Por que somos ridículas

JÔ HALLACK
NINA LEMOS
RAQ AFFONSO
COLUNISTAS DA FOLHA

Duas vezes por ano, a equipe do "02 Neurônio" surta. Tudo bem, surtamos outras vezes também, mas por outros motivos. Os surtos de janeiro e o de junho são muito graves porque são fúteis. É o surto da moda, que se apodera do nosso ser. Nesses meses, todos os anos, acontecem os desfiles. E também acontecem as liqüidações. Liqüidação e desfile ao mesmo tempo é muita informação. Resultado: no ano passado, duas de nós quase brigaram com uns gringos que compravam quase todas as peças da liqüidação do Alexandre Herchcovitch.
Por que isso acontece?

Porque somos ridículas

  Ser levada por tendência de moda é ser vítima de uma indústria capitalista nojenta. A idéia é esta: se você comprou uma calça verde-limão, só vai poder usá-la duas vezes, porque, no ano que vem, ela vai estar datada. Isso faz com que a gente gaste toneladas de dinheiro. E lote os guarda-roupas com peças inúteis.
  Também significa que não temos, assim, uma personalidade tãããão forte, pois deixamos que um gringo qualquer mande na gente. Sim, eles inventam o que é a tal tendência, e a gente segue. Como vacas. Péssimo. E isso tudo vai contra os ideais punks que cultivamos desde a infância. Mas não adianta... É só ver um desfile do nosso estilista predileto para termos vontade de gritar: eu quero! E uma placa escrito "sale" (assim mesmo, em inglês) pode ser mais poderosa do que um telefonema de um pretê. Por quê? Ora, porque nós somos ridículas.
  E a maior prova do nosso ridículo é comprar uma peça que achávamos horrenda até alguns meses atrás só porque agora ela faz parte do revival. Por isso, se você vir alguém do "02 Neurônio" usando pochete e dizendo que é cinto utilitário, pode jogar tomate no meio da rua!

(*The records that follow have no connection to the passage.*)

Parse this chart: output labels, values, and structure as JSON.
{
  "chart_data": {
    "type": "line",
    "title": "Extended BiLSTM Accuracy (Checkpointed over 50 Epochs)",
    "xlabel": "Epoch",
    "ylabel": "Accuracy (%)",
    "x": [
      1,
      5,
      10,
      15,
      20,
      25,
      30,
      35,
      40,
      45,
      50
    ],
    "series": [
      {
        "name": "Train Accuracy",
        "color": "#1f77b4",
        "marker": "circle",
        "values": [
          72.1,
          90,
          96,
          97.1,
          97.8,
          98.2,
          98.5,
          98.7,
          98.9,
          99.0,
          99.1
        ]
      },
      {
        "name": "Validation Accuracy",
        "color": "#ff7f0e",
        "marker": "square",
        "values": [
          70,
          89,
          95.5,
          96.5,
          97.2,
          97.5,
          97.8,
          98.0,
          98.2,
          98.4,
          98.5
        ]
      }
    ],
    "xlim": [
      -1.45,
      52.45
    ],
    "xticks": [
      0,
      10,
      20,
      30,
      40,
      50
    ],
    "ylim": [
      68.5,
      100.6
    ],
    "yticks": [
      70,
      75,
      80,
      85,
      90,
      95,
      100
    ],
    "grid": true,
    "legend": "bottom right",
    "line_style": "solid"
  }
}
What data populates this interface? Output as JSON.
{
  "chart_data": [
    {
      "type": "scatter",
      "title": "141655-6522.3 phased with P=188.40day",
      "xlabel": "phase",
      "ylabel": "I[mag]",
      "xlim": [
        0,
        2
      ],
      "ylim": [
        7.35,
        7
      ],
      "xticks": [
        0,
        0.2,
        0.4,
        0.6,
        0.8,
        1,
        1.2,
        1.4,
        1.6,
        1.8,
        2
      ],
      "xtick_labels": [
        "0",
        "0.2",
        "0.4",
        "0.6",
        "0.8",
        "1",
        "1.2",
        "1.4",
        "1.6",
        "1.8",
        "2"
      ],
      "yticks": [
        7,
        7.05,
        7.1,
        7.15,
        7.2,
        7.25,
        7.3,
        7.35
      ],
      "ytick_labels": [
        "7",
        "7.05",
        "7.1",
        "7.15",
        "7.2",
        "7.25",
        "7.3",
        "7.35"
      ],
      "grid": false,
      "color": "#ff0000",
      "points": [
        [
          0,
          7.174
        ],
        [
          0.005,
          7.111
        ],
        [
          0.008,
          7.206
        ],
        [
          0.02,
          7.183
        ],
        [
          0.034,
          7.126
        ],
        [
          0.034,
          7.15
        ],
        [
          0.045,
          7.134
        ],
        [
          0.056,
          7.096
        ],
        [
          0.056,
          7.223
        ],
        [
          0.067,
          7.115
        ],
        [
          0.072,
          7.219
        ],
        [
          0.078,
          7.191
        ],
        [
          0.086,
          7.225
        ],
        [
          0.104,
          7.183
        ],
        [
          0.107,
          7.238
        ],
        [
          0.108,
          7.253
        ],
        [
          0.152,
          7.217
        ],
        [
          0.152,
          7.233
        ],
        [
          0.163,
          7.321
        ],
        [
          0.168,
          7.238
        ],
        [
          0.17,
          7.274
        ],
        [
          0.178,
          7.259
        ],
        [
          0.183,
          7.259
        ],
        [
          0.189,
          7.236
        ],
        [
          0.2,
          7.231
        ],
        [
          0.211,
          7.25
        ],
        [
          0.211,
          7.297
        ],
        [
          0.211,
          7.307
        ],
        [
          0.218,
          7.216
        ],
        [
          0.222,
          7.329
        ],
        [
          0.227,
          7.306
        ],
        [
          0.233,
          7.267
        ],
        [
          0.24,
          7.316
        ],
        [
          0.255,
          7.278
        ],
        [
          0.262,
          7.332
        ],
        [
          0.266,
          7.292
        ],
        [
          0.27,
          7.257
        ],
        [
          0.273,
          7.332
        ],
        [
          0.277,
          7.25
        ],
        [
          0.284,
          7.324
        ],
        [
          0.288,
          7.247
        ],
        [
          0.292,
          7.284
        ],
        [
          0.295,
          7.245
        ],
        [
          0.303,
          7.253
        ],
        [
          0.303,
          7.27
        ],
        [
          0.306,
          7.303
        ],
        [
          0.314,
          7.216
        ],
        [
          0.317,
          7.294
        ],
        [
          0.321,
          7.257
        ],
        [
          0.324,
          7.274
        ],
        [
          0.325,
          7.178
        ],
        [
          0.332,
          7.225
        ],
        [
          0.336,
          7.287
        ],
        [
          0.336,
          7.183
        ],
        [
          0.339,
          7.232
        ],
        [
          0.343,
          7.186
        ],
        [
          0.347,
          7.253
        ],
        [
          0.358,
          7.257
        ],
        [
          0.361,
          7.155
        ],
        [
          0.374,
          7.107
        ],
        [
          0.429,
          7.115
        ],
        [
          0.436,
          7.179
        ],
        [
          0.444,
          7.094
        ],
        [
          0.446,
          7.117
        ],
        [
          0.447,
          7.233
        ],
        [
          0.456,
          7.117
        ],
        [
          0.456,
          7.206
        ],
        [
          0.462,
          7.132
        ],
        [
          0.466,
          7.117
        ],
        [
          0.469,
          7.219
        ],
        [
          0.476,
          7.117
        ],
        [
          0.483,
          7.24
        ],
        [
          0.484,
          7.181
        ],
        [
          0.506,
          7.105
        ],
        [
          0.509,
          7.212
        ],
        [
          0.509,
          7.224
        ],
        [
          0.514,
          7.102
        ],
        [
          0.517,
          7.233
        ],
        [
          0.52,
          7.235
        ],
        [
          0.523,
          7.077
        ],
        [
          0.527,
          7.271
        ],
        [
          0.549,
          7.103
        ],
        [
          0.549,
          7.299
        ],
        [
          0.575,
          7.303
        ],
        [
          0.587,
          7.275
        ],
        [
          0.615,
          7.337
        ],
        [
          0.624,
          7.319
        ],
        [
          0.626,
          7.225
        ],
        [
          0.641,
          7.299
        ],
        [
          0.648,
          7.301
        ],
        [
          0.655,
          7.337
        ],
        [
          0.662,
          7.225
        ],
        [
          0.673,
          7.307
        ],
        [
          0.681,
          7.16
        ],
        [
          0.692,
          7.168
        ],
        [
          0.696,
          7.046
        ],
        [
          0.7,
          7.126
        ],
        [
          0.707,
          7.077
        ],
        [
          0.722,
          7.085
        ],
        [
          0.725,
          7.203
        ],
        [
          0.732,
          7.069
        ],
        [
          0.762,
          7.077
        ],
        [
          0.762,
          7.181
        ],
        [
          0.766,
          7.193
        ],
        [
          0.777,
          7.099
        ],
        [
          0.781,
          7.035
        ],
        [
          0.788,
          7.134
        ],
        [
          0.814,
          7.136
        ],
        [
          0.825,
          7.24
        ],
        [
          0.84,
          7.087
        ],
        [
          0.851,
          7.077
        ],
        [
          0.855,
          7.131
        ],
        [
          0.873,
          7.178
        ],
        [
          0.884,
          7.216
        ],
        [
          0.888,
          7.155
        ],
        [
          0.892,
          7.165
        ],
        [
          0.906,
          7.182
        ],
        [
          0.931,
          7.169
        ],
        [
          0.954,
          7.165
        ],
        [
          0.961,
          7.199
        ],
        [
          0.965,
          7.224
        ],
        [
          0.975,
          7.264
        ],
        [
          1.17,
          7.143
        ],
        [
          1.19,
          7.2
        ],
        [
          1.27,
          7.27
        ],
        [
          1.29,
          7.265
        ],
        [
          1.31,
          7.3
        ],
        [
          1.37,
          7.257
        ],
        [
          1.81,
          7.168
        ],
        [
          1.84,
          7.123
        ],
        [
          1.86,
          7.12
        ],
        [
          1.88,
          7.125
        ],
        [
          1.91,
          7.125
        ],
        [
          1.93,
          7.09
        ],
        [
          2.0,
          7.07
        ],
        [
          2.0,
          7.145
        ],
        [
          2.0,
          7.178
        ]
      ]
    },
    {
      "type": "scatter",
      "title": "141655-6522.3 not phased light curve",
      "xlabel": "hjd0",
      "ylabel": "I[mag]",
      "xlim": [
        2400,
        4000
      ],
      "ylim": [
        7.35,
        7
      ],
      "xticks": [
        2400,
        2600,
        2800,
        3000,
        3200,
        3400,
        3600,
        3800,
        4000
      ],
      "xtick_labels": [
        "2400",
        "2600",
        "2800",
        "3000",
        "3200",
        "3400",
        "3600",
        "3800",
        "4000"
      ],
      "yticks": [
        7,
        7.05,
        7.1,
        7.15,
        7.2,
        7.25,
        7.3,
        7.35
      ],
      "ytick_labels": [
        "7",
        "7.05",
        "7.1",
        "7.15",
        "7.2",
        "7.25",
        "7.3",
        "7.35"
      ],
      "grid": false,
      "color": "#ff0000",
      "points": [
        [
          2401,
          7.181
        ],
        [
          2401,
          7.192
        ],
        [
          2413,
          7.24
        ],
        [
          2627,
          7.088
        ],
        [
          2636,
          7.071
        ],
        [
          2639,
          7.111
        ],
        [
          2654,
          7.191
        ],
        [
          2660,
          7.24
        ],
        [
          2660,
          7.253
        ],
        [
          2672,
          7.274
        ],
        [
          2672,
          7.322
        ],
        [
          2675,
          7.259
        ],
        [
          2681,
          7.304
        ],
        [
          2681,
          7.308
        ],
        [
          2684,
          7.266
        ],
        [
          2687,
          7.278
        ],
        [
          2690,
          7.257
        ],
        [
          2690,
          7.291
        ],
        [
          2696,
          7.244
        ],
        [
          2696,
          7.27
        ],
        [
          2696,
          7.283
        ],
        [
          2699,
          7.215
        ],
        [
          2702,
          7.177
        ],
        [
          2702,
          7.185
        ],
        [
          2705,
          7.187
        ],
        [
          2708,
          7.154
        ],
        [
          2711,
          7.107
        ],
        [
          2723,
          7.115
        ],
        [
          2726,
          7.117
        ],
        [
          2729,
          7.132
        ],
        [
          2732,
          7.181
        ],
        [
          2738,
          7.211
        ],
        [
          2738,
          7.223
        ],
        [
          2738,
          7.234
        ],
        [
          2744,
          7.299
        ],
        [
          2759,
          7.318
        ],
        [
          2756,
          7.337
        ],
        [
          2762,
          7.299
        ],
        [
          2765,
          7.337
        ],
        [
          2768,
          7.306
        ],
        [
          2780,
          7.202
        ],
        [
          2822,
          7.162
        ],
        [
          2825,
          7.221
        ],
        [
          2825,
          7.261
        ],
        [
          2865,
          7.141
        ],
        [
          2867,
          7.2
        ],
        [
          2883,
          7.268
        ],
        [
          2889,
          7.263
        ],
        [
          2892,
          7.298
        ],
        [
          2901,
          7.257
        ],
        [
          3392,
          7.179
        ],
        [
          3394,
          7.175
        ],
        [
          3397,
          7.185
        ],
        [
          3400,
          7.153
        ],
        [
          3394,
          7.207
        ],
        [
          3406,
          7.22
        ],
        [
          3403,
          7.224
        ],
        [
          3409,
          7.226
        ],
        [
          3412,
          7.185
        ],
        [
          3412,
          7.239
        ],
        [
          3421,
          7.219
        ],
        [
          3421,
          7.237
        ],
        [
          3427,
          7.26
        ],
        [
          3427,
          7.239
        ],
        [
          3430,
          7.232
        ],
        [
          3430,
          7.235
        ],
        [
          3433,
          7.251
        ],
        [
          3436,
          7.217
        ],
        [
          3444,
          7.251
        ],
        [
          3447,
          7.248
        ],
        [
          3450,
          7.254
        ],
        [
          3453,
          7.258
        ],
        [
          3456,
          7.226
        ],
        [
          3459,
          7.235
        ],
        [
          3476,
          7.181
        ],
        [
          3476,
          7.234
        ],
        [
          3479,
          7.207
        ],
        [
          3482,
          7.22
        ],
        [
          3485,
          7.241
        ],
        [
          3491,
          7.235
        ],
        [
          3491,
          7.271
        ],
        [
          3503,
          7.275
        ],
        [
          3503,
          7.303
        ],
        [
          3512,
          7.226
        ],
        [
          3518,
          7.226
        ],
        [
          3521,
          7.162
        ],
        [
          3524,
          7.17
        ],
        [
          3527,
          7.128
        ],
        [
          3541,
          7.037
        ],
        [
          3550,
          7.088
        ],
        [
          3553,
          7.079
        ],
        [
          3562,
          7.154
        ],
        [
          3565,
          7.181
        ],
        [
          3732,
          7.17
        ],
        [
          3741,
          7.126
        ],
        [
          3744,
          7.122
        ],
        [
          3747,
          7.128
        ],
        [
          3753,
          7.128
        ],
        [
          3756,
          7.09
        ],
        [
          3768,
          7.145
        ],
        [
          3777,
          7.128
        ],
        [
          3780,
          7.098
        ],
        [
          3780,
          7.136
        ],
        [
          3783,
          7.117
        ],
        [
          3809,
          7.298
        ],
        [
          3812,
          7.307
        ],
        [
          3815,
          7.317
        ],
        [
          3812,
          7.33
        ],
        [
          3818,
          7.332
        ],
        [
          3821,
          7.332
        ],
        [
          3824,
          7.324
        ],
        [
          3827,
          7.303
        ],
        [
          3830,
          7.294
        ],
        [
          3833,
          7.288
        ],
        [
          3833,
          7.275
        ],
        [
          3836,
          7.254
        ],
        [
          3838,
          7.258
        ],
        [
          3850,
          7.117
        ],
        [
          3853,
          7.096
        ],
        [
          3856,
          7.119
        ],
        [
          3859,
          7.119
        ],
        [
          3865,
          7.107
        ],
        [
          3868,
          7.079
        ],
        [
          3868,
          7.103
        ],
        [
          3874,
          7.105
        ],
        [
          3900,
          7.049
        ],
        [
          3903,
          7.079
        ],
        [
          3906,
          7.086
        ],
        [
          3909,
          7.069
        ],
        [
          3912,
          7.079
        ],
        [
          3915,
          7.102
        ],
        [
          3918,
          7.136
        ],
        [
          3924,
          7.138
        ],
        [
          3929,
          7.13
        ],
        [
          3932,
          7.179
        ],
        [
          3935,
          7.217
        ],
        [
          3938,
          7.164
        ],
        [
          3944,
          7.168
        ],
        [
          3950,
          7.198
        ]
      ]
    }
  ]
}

Por que não somos ridículas

  A vida é dura demais. Já aprendemos coisas cruéis do estilo "príncipe encantado não existe, e um dia a gente vai morrer". Além dessas coisas horríveis, ainda temos de trabalhar todos os dias para pagar as nossas contas. E, quando saímos para nos divertir, temos desgostos, como encontrar bandos de playboys que puxam cabelo ou de gays misóginos que nos chamam de rachas. Ter um pouco de futilidade não faz mal a ninguém. E até o Caio Fernando Abreu, ídolo, dizia que futilidade é matéria de salvação. E nós acreditamos nisso. Por quê? Ah, porque não somos ridículas coisa nenhuma!
  Bom, uma boa desculpa para se auto-enganar quando se está comprando alguma roupa de que vai se arrepender depois é pensar: eu estou ajudando a movimentar a indústria têxtil do país. E, indiretamente, estou gerando emprego e riquezas! E uma pessoa assim não poderia ser considerada ridícula!